As our climate warms and the frequency of very hot days increases, the risk of plants being damaged increases too. It’s good to start thinking about this before the really hot days hit so that you are ready with your defences. There are some simple, sustainable and cheap methods of giving your plants some protection – you don’t need a special shade house, just some ingenuity and a bit of forward planning so that you are ready when the heat arrives.
Keep Moisture Levels High
For some plants, high temperature alone, without direct sun, can be sufficient to cause wilting and even death because of evaporation from the stomates (pores) in leaves. However, if you can give plants a good watering before the sun rises, or the night before, plants will take up moisture and be more resistant to the day’s heat. Watering systems which deliver water to the ground rather than leaves are preferable. You may need to water the ground again during the day, but make sure water does not get on the leaves because that can induce scalding as it evaporates.
We probably don’t need to say this to a sustainable gardener, but be sure to cover the soil and irrigation systems with a thick layer of mulch. This will shield soil from sun and reduce evaporation from the soil surface.
Provide Extra Shade
Most Australian native plants and Mediterranean plants, such as rosemary and thyme, can withstand high temperatures as long as they have some water. It is really vegetables, fruit trees, vines and tender annuals and shrubs which need extra care. Garden centres and nurseries usually use shade cloth screens which can be rolled out over plants during the day. You could opt for that in your garden or buy a ready-made shade house.
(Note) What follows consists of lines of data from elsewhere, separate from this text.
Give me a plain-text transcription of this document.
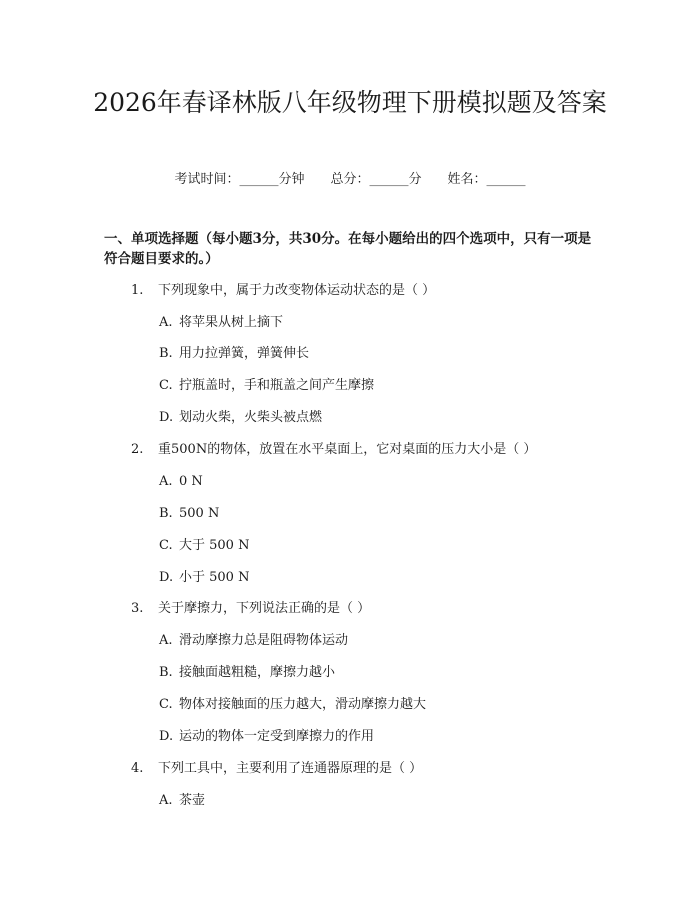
2026年春译林版八年级物理下册模拟题及答案
考试时间：______分钟 总分：______分 姓名：______

一、单项选择题（每小题3分，共30分。在每小题给出的四个选项中，只有一项是符合题目要求的。）

1. 下列现象中，属于力改变物体运动状态的是（ ）
A. 将苹果从树上摘下
B. 用力拉弹簧，弹簧伸长
C. 拧瓶盖时，手和瓶盖之间产生摩擦
D. 划动火柴，火柴头被点燃
2. 重500N的物体，放置在水平桌面上，它对桌面的压力大小是（ ）
A. 0 N
B. 500 N
C. 大于 500 N
D. 小于 500 N
3. 关于摩擦力，下列说法正确的是（ ）
A. 滑动摩擦力总是阻碍物体运动
B. 接触面越粗糙，摩擦力越小
C. 物体对接触面的压力越大，滑动摩擦力越大
D. 运动的物体一定受到摩擦力的作用
4. 下列工具中，主要利用了连通器原理的是（ ）
A. 茶壶
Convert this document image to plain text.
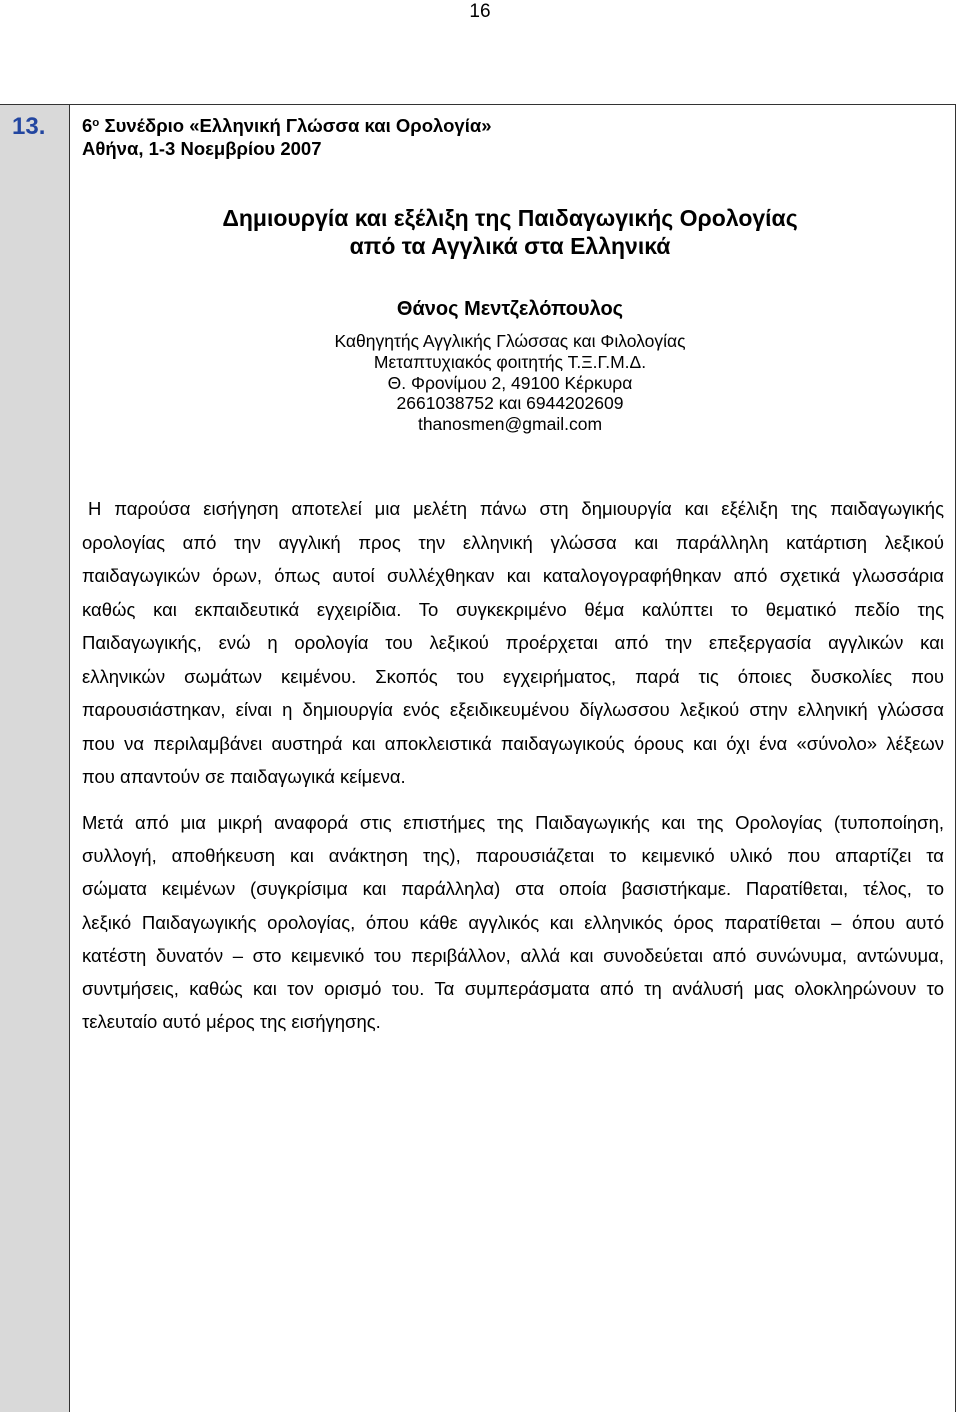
16
13. $6^o$ Συνέδριο «Ελληνική Γλώσσα και Ορολογία»
Αθήνα, 1-3 Νοεμβρίου 2007
Δημιουργία και εξέλιξη της Παιδαγωγικής Ορολογίας
από τα Αγγλικά στα Ελληνικά
Θάνος Μεντζελόπουλος
Καθηγητής Αγγλικής Γλώσσας και Φιλολογίας
Μεταπτυχιακός φοιτητής Τ.Ξ.Γ.Μ.Δ.
Θ. Φρονίμου 2, 49100 Κέρκυρα
2661038752 και 6944202609
thanosmen@gmail.com
Η παρούσα εισήγηση αποτελεί μια μελέτη πάνω στη δημιουργία και εξέλιξη της παιδαγωγικής
ορολογίας από την αγγλική προς την ελληνική γλώσσα και παράλληλη κατάρτιση λεξικού
παιδαγωγικών όρων, όπως αυτοί συλλέχθηκαν και καταλογογραφήθηκαν από σχετικά γλωσσάρια
καθώς και εκπαιδευτικά εγχειρίδια. Το συγκεκριμένο θέμα καλύπτει το θεματικό πεδίο της
Παιδαγωγικής, ενώ η ορολογία του λεξικού προέρχεται από την επεξεργασία αγγλικών και
ελληνικών σωμάτων κειμένου. Σκοπός του εγχειρήματος, παρά τις όποιες δυσκολίες που
παρουσιάστηκαν, είναι η δημιουργία ενός εξειδικευμένου δίγλωσσου λεξικού στην ελληνική γλώσσα
που να περιλαμβάνει αυστηρά και αποκλειστικά παιδαγωγικούς όρους και όχι ένα «σύνολο» λέξεων
που απαντούν σε παιδαγωγικά κείμενα.
Μετά από μια μικρή αναφορά στις επιστήμες της Παιδαγωγικής και της Ορολογίας (τυποποίηση,
συλλογή, αποθήκευση και ανάκτηση της), παρουσιάζεται το κειμενικό υλικό που απαρτίζει τα
σώματα κειμένων (συγκρίσιμα και παράλληλα) στα οποία βασιστήκαμε. Παρατίθεται, τέλος, το
λεξικό Παιδαγωγικής ορολογίας, όπου κάθε αγγλικός και ελληνικός όρος παρατίθεται – όπου αυτό
κατέστη δυνατόν – στο κειμενικό του περιβάλλον, αλλά και συνοδεύεται από συνώνυμα, αντώνυμα,
συντμήσεις, καθώς και τον ορισμό του. Τα συμπεράσματα από τη ανάλυσή μας ολοκληρώνουν το
τελευταίο αυτό μέρος της εισήγησης.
For occasional heatwaves, however, it is much more sustainable to use methods which are versatile, demountable, use recycled or natural materials and are easily modified.
Temporary shade can be created by attaching shade cloth to systems of stakes over plants in direct sun. Plants receiving afternoon sun might benefit more from having a shade cloth screen on the west of the garden bed. If there are handy walls or fences, you can suspend shade cloth from them to stakes in the garden. The colour of the cloth is not always the best guide to its shading capability, so look for 50 – 90% shading. For vegetables and fruit trees 50 – 60% shading is usually adequate, but for sensitive and ornamental plants, 70 – 90% is needed.
Fine netting used to protect plants from birds, possums, rats and certain harmful insects also contributes some shade – generally 18 – 20 % shade. It also reduces the effects of wind. Its use, thus, has multiple purposes and, on extremely hot days, extra protection can be given by clipping shade cloth on as well. The picture at the right shows use of fine netting on vegetable beds.
Constructing frames specifically for shade does not need to be expensive or difficult. And it can be really sustainable if you source materials from tip shops, op shops or your own castoffs. Relatively short lengths of polypipe slid over bamboo sticks are very inexpensive, easy to assemble, portable and easily adjustable. An example is shown below at the left. We have found that short, thin bamboo stakes available from hardware stores are just right. Attach some polypipe of appropriate diameter (it doesn’t need to sit tightly) to make a hoop leaving some bamboo exposed at the base. Clip shadecloth to the bamboo using ordinary clothes pegs (they won’t fit on the slightly wider polypipe). The biggest expense here is the shade cloth, but you can re-use it year after year, or you might find some at the local tip.
What about old curtains or sheets?
Using such materials is an excellent way of repurposing cloth. If you don’t have any, ask you mother! Or visit and Op Shop – they usually have a lot at very reasonable prices. You could drape them over frames or just hang them over shrubs. However, since in many parts of the country, heat is often accompanied by strong wind, it’s a good idea to peg them down.
Get out the beach umbrella as well as those you use for rain. With the aid of some stakes or bamboo sticks these can be placed strategically.
Protect the Sides of Raised Beds
Sun beating down on the side of a raised bed, particularly if made of metal which conducts heat, can lead to hot soil. Try growing heat tolerant plants on the outside of raised beds. In the picture on the right are Plectranthus and Limonium (Statice). Keep them pruned so they grow tall and sideways rather than outwards remaining close to the edge of the bed. Don’t grow plants which have underground runners like marjoram or yarrow – they will migrate under the edge into the bed, steal nutrients from the soil and be difficult to remove. If you don’t like the informal look in the picture, you could try growing a narrow hedge of something useful like myrtle Myrtus communis – it is easy to grow and can be pruned to shape. And its peppery berries can be used to flavour roast chicken or pork or infused in alcohol for an interesting tipple.
Relocate Pots and Seedling Trays
Find shady spots under shrubs or trees to temporarily place potted plants. You could even take them inside the house for the day.
Keep Your Plants Healthy
Resilience to extreme weather is improved by healthy plants which have adequate nutrition and water. And healthy plants are what you wanted anyway!